A federal watchdog says the RCMP could be putting the privacy of Canadians at risk by hiring third-party technology companies capable of dredging up deeply buried internet information about the public.
In a report released Thursday to Parliament, Privacy Commissioner Philippe Dufresne questioned whether the force is relying on vendors whose services could circumvent privacy laws limiting law-enforcement searches.
Mr. Dufresne examined the RCMP’s Project Wide Awake, a data-mining effort that the force started in the wake of the 2014 killings of three Mounties. Internal RCMP reviews of that mass shooting found that the police force was unable to deal with the massive amounts of social-media information being posted by the public about the killer’s movements.
The RCMP now routinely hires software vendors and corporate contractors to assist in crime investigations, including ones that help officers delve into the internet’s more hidden corners.
Yet the sophistication of some vendors raises questions about whether police are accessing “open source” material – content sitting in plain view – or using the outside expertise to get at hard-to-access sources police could not likely tap into themselves.
The existence of Project Wide Awake was reported by online magazine the Tyee in 2019. The next year, NDP Ontario MP Charlie Angus laid a formal complaint about the initiative to the Privacy Commissioner.
On Thursday, Mr.

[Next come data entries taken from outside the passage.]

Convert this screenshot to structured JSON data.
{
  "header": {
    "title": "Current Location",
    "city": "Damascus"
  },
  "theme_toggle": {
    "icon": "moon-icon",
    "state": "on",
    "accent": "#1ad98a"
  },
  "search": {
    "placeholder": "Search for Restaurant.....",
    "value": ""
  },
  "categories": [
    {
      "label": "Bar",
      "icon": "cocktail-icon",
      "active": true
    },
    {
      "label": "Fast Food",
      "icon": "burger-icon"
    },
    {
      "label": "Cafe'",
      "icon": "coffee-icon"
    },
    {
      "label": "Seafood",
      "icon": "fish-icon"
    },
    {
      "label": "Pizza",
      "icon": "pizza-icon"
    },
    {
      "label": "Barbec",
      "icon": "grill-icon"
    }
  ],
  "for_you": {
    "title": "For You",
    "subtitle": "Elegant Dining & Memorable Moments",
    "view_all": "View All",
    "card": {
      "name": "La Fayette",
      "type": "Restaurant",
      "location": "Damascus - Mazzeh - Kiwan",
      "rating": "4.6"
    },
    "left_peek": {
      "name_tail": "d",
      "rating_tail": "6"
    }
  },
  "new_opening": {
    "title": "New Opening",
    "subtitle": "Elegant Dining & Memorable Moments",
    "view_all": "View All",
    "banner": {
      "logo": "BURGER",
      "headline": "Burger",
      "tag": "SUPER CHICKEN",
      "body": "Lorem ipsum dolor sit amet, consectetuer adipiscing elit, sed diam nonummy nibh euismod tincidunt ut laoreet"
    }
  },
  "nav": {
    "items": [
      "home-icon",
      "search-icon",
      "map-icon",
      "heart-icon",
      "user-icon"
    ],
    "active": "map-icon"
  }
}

Dufresne said elements of Mr. Angus’s complaint are “well founded.”
The commissioner wrote in the report that his office “recommended that the RCMP conduct comprehensive assessments to get a reasonable level of assurance that its third-party services are compliant with relevant privacy laws.”
“It also recommended that the RCMP be more transparent with Canadians about its collection of personal information from open-source intelligence gathering, and about the purposes for which the different types of information collected may be used.”
However, he wrote that “The RCMP did not agree to implement the recommendations.”
Mr. Dufresne said in his report that some of the third-party companies’ search capabilities get past online doorkeepers, like websites that require credentials. Others probe into sites that are hidden from public internet and which require specialized tools to access. Some such services even include repositories of “cellphone geolocation data (that can reveal sensitive information about patterns of movement),” Mr. Dufresne wrote.
The Privacy Commissioner does not argue that the Mounties have exploited such capabilities. But he questioned why contracts are being signed with companies who advertise such wares and whether the RCMP is conducting adequate privacy reviews.
For example, Mr. Dufresne highlighted the fact that the police force bought services from Babel Street. He said the U.S.-based company’s software, dubbed BabelX, is so invasive, he has asked the Mounties to stop using some capabilities.
“The RCMP did not agree to implement the recommendation,” Mr. Dufresne wrote.
The RCMP, which did not immediately respond to requests for comment, has already posted an online assessment saying its use of BabelX does not pose a threat to privacy.
“Contrary to media and other reports of public concern, Babel X is not used by the RCMP to spy on or monitor web users,” the assessment says.
“The platform cannot access, decipher, or unlock private data sources, and is not used to extract activity and other user information from private social-media accounts.”
The assessment goes on to say that any impact on privacy of individuals will be managed by the RCMP.
Babel Street did not immediately respond to an e-mailed request for comment. In a news release this month, the company announced that it has hired a former top data scientist from the U.S. Central Intelligence Agency.
In addition, the Privacy Commissioner is critical of an RCMP unit known as the national technology onboarding program (NTOP), which was created a few years ago to vet technologies and software vendors for privacy reasons. Mr. Dufresne alleges that NTOP ignored obvious red flags in its review of the RCMP’s contract with Babel Street.
In his report, Mr. Dufresne also accused the RCMP of failing to fully implement privacy fixes that were promised years ago.
In 2021, the Privacy Commissioner’s office faulted the RCMP for being among dozens of police agencies that had wrongly used a form of facial-recognition software known as ClearviewAI. The watchdog held that the RCMP use of that software was unlawful.
Shortly after, the new NTOP unit was created by the RCMP with a mandate to review dozens of police-used technologies including software, drones, databases, algorithms, body-worn cameras, and cellphone-hacking and interception tools.